Hardware failures are a part of any datacenter lifecycle. The Nutanix architecture was designed with this inevitability in mind. A cluster can tolerate one or two failures (depending on the replication factor of the cluster or container) of a variety of hardware components while still running guest VMs and responding to commands through the management console. Many of these failures also trigger an alert through that same management console in order to give the administrator a chance to respond to the situation.
Nutanix provides the ability to tolerate rack failures for extended data availability, in addition to drive, node, block, and network link failure.
Block fault tolerance lets a Nutanix cluster make redundant copies of data and metadata and place the copies on nodes in different blocks.

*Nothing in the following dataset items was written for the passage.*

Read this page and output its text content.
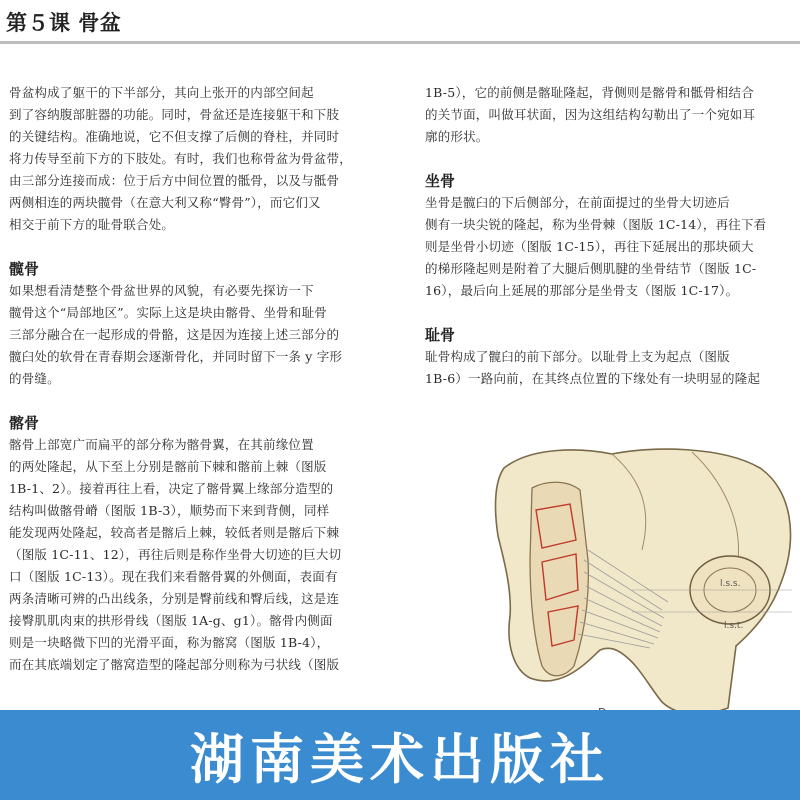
第５课 骨盆
骨盆构成了躯干的下半部分，其向上张开的内部空间起
到了容纳腹部脏器的功能。同时，骨盆还是连接躯干和下肢
的关键结构。准确地说，它不但支撑了后侧的脊柱，并同时
将力传导至前下方的下肢处。有时，我们也称骨盆为骨盆带，
由三部分连接而成：位于后方中间位置的骶骨，以及与骶骨
两侧相连的两块髋骨（在意大利又称“臀骨”），而它们又
相交于前下方的耻骨联合处。
髋骨
如果想看清楚整个骨盆世界的风貌，有必要先探访一下
髋骨这个“局部地区”。实际上这是块由髂骨、坐骨和耻骨
三部分融合在一起形成的骨骼，这是因为连接上述三部分的
髋臼处的软骨在青春期会逐渐骨化，并同时留下一条 y 字形
的骨缝。
髂骨
髂骨上部宽广而扁平的部分称为髂骨翼，在其前缘位置
的两处隆起，从下至上分别是髂前下棘和髂前上棘（图版
1B-1、2）。接着再往上看，决定了髂骨翼上缘部分造型的
结构叫做髂骨嵴（图版 1B-3），顺势而下来到背侧，同样
能发现两处隆起，较高者是髂后上棘，较低者则是髂后下棘
（图版 1C-11、12），再往后则是称作坐骨大切迹的巨大切
口（图版 1C-13）。现在我们来看髂骨翼的外侧面，表面有
两条清晰可辨的凸出线条，分别是臀前线和臀后线，这是连
接臀肌肌肉束的拱形骨线（图版 1A-g、g1）。髂骨内侧面
则是一块略微下凹的光滑平面，称为髂窝（图版 1B-4），
而在其底端划定了髂窝造型的隆起部分则称为弓状线（图版
1B-5），它的前侧是髂耻隆起，背侧则是髂骨和骶骨相结合
的关节面，叫做耳状面，因为这组结构勾勒出了一个宛如耳
廓的形状。
坐骨
坐骨是髋臼的下后侧部分，在前面提过的坐骨大切迹后
侧有一块尖锐的隆起，称为坐骨棘（图版 1C-14），再往下看
则是坐骨小切迹（图版 1C-15），再往下延展出的那块硕大
的梯形隆起则是附着了大腿后侧肌腱的坐骨结节（图版 1C-
16），最后向上延展的那部分是坐骨支（图版 1C-17）。
耻骨
耻骨构成了髋臼的前下部分。以耻骨上支为起点（图版
1B-6）一路向前，在其终点位置的下缘处有一块明显的隆起
l.s.s.
l.s.t.
湖南美术出版社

A block is a rack-mountable enclosure that contains one to four Nutanix nodes. All nodes in a block share power supplies, front control panels (ears), backplane, and fans.
Nutanix offers block fault tolerance as an opt-in procedure, as in Configuring Block Fault Tolerance, or a best-effort procedure, as in Block Fault Tolerance in Best Effort mode.
The opt-in block fault tolerance feature offers guaranteed data resiliency when required conditions are met. For best-effort fault tolerance mode, data copies remain on the same block when there is insufficient space across all blocks.
With block fault tolerance enabled, guest VMs can continue to run after a block failure because redundant copies of guest VM data and metadata exist on other blocks.
Run the command below to identify if your cluster is block aware:
ncli cluster get-domain-fault-tolerance-status type=rackable_unit
The Current Fault Tolerance value should be 1